Sartre: The Philosopher of the Twentieth Century by Bernard Henri Levy (Polity Press) 'A whole man, mode of all men, worth all of them, and .any one of them worth him' This was how Jean-Paul Sartre characterized himself at the end of his autobiographical study, Words. And Bernard-Henri Lévy shows how Sartre cannot be understood without taking into account his relations with the intellectual forebears and contemporaries, the lovers and friends, with whom he conducted o lifelong debate. His thinking was essentially a tumultuous dialogue with his whole age and himself. He learned from Gide the art of freedom, and how to experiment with inherited fictional forms. He was a fellow-traveller of communism, and yet his relations with the Party were deeply ambiguous.

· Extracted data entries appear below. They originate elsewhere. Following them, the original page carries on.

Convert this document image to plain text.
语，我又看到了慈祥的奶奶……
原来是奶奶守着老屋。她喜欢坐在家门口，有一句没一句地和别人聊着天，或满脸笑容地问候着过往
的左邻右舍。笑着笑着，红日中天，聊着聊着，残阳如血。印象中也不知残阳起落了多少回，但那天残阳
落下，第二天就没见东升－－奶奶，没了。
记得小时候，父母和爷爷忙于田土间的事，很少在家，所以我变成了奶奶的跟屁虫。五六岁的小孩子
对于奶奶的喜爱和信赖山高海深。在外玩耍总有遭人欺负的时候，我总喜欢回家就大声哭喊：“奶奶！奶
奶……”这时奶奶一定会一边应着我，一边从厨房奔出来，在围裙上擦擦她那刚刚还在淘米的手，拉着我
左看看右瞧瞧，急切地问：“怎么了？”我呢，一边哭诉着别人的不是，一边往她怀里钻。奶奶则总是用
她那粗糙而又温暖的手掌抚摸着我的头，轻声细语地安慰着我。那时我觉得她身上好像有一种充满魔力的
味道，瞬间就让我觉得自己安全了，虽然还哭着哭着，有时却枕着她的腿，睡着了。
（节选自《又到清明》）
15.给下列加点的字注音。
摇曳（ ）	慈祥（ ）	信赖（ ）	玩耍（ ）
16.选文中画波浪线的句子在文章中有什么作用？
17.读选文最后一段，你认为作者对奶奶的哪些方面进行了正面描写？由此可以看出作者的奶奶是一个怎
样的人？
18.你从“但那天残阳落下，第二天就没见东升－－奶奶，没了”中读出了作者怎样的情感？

He was fascinated by Freud but trenchantly critical of psychoanalysis. Beneath Sartre's complex and ever-mutating political commitments, Lévy detects a polarity between anarchic individualism on the one hand, and a longing for absolute community that brought him close to totalitarianism on the other. Lévy depicts Sartre as a man who could succumb to the twentieth century's catastrophic attraction to violence and the false messianism of its total political solutions, while also being one of the fiercest critics of its illusions and shortcomings.
From Publishers Weekly
In this impenetrable rhapsody to the apotheosis of French
intellectualism, Sartre emerges as a force of nature: a novelist comparable to
Faulkner and Joyce; a thinker whose existentialism rivaled Marxism and
Freudianism for sway over the modern mind; a political activist whose mistakes
are grander than others' successes; a great (though technically lousy) lover
whose countless betrayals of Simone de Beauvoir only cemented their soul bond;
"a tremor, a torrent, a tidal wave." Levy, a French philosopher and writer,
assumes readers are as steeped in Sartriana as he is and so dispenses with
biographical context and narrative thread in favor of a hop-scotching thematic
treatment, full of obscure references. He avoids any systematic development of
Sartre's philosophy, indulging instead in vapid color-commentary (Sartre's
philosophical writings were "a series of raids, offensives, commando
operations") and opaque ruminations ("Truth is a very long and complex movement
in which a 'true' which is no longer 'subject' but 'substance' emerges from
itself..."). His denunciations of Sartre's "Stalinist cretinism" are more
coherent, but his insights into Sartre's politics ("there were two
Sartre's...almost at war") remain banal. Essentially a 450-page love letter, the
book overflows with fawning endearments, petulant reproaches and intimate
allusions to epiphanies and quarrels that outsiders will not be able to grasp.
Unfortunately, in the haze of grandiloquent verbiage with which Levy surrounds
every facet of Sartre's life ("it was in order to have big ideas, to create huge
colossal things, that...he had to drug himself") the man and his ideas are lost.